Tesco came out on top amongst the multiples, maintaining growth of 5.8% and increasing its share to 27%

Tesco came out on top amongst the multiples, maintaining growth of 5.8% and increasing its share to 27%

Inflationary pressure is keeping the Irish grocery market in growth in the run up to Christmas, according to research released today (20 December).

Growth reached 1.6% for the 12 weeks to 28 November, slightly ahead of the 1.4% growth recorded in the previous period, according to Kantar Worldpanel research.

The growth, Kantar noted, is being driven by price increases, with grocery inflation rising from 3.3% in November to 4.2% this month and reaching the highest level since 2009.

"On top of price increases, the December budget cuts have added to consumer woes this month," said David Berry, commercial director at Kantar Worldpanel. "In response to this, shoppers have reduced the size of their weekly shopping basket and continued to trade down to cheaper products, causing market growth to fall behind inflation."

He added: "We're seeing this in growing sales of cheaper private-label products which now capture a third of our grocery spend.
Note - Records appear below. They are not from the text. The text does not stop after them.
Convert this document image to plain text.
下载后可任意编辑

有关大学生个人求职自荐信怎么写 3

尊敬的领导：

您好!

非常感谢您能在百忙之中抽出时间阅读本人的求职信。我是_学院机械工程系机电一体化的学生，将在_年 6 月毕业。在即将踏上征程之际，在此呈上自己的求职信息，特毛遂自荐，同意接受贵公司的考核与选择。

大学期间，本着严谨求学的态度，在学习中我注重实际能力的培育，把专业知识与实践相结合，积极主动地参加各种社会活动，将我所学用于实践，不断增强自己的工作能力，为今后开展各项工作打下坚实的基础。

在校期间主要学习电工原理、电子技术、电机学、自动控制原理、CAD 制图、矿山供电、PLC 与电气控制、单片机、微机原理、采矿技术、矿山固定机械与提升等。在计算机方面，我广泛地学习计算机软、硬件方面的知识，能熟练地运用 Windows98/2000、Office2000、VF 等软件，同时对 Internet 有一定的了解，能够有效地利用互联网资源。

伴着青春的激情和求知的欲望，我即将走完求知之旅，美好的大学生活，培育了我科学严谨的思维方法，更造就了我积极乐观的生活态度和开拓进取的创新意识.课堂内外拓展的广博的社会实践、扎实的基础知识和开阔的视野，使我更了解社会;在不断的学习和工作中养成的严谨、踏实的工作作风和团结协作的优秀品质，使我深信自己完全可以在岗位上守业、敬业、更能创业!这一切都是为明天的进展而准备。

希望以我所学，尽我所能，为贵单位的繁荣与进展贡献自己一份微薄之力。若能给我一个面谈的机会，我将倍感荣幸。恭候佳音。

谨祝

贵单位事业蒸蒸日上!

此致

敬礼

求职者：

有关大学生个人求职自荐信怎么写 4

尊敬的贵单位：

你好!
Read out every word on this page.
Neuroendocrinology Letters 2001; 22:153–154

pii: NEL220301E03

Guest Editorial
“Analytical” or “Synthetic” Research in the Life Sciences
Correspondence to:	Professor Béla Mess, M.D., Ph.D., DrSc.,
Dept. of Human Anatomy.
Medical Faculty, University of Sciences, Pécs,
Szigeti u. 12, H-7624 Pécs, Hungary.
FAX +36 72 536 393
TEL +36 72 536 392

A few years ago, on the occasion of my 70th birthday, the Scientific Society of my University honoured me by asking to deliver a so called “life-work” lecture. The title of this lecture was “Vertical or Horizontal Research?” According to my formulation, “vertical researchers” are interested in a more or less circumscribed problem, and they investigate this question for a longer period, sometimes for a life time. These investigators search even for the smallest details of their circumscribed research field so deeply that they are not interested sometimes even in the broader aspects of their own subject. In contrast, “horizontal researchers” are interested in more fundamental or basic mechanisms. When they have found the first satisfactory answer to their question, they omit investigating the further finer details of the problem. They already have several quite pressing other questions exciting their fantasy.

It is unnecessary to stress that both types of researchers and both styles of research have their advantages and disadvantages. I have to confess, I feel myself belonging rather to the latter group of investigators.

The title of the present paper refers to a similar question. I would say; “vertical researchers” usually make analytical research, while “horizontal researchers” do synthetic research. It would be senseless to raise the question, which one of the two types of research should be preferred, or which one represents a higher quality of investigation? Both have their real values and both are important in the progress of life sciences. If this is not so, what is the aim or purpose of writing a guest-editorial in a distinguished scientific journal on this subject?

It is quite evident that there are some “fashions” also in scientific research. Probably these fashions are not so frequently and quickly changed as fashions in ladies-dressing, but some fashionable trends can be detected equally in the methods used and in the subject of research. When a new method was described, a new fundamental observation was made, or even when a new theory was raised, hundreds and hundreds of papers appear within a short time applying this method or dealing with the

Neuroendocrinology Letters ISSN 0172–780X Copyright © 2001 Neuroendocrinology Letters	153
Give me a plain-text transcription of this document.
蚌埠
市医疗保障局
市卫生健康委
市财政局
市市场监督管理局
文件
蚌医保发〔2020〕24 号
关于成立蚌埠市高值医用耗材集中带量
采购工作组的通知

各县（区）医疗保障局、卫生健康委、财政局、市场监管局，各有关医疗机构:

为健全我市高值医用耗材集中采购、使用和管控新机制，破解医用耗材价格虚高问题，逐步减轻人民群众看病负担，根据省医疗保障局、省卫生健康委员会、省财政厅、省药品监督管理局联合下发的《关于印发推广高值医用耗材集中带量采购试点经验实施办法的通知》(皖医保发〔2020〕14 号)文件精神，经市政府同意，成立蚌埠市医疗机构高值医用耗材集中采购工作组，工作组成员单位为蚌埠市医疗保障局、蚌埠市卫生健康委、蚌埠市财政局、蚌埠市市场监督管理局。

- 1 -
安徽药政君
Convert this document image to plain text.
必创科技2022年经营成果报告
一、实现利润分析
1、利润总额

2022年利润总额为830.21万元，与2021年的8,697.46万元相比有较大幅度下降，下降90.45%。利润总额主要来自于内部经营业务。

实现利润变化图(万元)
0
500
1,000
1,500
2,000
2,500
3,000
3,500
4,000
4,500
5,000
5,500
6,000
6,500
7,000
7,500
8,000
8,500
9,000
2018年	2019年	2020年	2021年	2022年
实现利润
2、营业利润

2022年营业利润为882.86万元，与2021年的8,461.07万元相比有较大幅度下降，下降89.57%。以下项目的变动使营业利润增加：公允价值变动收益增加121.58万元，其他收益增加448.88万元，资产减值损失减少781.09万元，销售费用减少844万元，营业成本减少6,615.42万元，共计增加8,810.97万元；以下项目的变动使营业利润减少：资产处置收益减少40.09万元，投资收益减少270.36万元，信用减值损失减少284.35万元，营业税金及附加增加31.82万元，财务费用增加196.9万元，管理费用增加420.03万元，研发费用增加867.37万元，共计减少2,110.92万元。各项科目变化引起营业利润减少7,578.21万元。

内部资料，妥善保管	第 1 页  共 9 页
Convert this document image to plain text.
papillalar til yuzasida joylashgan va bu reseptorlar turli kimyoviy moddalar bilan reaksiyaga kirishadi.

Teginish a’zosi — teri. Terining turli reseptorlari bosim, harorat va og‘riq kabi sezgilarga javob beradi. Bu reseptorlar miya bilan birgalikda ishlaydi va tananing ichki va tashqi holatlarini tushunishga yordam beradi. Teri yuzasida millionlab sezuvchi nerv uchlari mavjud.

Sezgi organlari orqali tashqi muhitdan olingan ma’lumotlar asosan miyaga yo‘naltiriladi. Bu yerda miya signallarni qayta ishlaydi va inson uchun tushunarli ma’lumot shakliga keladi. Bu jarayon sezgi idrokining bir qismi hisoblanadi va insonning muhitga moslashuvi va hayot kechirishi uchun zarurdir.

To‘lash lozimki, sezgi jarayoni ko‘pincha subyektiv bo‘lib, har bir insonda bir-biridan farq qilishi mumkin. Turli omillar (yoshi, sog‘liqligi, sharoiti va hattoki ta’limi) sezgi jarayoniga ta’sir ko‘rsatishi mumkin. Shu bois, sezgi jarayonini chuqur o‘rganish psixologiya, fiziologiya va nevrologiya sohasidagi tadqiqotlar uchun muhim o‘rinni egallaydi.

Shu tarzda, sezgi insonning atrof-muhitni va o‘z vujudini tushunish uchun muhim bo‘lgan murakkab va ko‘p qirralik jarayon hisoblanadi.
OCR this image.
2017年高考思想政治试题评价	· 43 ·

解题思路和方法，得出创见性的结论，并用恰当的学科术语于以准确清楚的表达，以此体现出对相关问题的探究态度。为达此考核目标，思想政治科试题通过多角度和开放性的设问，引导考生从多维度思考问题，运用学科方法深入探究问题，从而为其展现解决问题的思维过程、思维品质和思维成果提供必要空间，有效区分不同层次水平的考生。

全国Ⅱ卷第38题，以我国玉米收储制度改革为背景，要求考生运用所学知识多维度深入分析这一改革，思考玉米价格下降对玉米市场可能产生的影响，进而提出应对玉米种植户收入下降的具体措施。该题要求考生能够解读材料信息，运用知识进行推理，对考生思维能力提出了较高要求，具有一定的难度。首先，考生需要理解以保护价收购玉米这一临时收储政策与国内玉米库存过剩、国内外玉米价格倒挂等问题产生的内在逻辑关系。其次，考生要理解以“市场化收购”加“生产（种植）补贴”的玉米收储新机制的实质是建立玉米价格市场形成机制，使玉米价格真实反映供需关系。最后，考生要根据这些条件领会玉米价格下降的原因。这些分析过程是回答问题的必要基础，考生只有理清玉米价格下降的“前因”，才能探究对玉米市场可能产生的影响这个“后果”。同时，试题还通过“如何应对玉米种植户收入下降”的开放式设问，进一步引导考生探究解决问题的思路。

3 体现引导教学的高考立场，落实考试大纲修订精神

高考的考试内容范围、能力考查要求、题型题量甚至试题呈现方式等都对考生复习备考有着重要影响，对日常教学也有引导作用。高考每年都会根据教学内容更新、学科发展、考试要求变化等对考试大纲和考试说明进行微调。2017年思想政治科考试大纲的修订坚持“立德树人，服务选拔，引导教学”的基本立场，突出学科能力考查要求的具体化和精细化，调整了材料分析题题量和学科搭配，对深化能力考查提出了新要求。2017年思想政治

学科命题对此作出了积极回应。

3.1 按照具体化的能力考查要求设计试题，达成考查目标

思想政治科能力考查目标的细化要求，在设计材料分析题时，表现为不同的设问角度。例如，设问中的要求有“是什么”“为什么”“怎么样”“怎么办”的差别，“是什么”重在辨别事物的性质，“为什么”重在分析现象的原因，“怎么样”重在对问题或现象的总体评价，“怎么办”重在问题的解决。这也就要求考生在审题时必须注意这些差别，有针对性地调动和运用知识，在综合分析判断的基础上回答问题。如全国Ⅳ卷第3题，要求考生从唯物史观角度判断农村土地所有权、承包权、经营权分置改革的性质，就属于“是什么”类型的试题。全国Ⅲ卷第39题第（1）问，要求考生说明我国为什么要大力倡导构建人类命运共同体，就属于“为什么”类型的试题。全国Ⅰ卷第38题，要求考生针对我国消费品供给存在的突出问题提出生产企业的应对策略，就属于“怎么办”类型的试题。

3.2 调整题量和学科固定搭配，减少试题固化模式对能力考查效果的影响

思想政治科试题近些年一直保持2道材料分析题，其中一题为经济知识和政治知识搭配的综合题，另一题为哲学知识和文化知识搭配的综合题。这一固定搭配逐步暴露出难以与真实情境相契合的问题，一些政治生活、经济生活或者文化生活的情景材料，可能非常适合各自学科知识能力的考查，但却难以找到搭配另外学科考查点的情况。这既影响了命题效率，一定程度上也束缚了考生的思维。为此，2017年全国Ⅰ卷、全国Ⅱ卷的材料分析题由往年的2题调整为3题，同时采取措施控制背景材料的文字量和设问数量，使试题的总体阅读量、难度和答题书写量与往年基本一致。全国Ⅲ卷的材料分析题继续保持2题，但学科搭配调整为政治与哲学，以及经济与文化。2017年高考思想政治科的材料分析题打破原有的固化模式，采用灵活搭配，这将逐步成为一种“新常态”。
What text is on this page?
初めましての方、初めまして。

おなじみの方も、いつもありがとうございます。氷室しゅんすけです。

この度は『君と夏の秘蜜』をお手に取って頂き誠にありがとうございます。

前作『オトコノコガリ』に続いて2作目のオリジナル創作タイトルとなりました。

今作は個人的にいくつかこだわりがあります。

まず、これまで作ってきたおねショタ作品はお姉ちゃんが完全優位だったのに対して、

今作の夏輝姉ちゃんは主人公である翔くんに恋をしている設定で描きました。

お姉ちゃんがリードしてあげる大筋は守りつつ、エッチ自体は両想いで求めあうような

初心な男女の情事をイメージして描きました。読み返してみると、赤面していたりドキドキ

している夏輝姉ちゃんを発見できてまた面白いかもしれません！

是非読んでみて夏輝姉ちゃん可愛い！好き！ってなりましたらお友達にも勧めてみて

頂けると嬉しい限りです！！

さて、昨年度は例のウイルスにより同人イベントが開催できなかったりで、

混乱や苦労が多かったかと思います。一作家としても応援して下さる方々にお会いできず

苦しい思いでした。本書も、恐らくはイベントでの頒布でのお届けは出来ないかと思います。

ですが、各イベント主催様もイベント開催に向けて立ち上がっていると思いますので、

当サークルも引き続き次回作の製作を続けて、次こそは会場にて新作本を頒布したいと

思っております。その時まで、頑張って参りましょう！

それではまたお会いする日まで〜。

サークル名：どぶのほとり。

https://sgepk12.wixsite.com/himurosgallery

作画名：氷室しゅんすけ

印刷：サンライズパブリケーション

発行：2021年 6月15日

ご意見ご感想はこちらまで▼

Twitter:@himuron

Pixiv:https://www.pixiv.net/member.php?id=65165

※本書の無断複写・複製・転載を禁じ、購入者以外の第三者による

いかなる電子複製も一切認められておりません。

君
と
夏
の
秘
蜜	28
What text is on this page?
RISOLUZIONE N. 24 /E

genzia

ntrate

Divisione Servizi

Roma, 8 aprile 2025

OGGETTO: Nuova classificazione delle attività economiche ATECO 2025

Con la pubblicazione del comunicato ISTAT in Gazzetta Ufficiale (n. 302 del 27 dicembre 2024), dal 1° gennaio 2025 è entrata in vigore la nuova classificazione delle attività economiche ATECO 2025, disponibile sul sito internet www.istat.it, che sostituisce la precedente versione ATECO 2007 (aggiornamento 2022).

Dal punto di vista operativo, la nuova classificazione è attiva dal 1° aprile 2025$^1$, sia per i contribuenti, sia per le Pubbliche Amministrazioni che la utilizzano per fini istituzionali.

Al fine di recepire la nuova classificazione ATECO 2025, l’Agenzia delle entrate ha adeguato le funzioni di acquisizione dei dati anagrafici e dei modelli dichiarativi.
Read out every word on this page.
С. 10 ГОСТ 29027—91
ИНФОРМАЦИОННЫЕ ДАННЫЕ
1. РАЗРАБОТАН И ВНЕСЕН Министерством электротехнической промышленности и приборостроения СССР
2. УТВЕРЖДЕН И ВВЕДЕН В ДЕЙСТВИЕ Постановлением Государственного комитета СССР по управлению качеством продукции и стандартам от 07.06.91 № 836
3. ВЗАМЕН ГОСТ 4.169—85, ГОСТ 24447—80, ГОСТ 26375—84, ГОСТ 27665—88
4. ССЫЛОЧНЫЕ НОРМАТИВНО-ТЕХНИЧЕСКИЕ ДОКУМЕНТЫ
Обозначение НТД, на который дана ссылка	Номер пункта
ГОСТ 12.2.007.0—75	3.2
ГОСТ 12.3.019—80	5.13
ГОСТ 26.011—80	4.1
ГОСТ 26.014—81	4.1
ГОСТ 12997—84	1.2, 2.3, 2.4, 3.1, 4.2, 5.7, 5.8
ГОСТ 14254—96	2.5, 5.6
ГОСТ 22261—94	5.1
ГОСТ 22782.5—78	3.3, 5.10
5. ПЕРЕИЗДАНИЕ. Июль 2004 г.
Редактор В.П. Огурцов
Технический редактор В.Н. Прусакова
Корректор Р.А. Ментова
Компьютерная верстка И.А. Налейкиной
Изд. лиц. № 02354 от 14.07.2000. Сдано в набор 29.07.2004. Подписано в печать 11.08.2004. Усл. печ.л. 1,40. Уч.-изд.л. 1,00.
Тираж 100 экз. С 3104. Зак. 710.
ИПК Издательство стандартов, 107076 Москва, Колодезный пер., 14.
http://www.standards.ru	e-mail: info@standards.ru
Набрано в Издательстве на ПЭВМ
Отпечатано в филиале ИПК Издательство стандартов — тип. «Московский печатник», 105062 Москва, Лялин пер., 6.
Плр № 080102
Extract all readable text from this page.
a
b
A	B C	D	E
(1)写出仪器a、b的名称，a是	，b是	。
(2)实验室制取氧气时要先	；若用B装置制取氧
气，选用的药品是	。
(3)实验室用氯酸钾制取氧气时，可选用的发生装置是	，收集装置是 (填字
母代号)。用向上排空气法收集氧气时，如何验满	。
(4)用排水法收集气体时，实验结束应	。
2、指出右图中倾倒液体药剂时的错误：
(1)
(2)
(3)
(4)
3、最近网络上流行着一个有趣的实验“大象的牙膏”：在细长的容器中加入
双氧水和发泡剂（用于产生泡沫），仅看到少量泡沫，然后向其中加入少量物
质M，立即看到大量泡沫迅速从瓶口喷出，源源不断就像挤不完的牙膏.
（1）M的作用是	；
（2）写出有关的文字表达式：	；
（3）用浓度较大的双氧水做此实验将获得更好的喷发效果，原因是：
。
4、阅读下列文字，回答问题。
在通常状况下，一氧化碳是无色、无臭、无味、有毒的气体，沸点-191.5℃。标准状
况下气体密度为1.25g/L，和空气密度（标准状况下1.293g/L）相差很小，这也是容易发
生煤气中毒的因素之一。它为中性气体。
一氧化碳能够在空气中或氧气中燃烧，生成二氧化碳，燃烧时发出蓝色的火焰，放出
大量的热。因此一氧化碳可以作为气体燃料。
There is no sign yet of the traditional swing back to branded products in the run up to Christmas."

As a result, discount stores have benefited, with Aldi and Lidl both growing their market share by 0.4% and 0.5% respectively during the period. However, Tesco came out on top amongst the multiples, maintaining growth of 5.8% and increasing its share to 27%.

Elsewhere, both SuperValu and Dunnes have lost market share.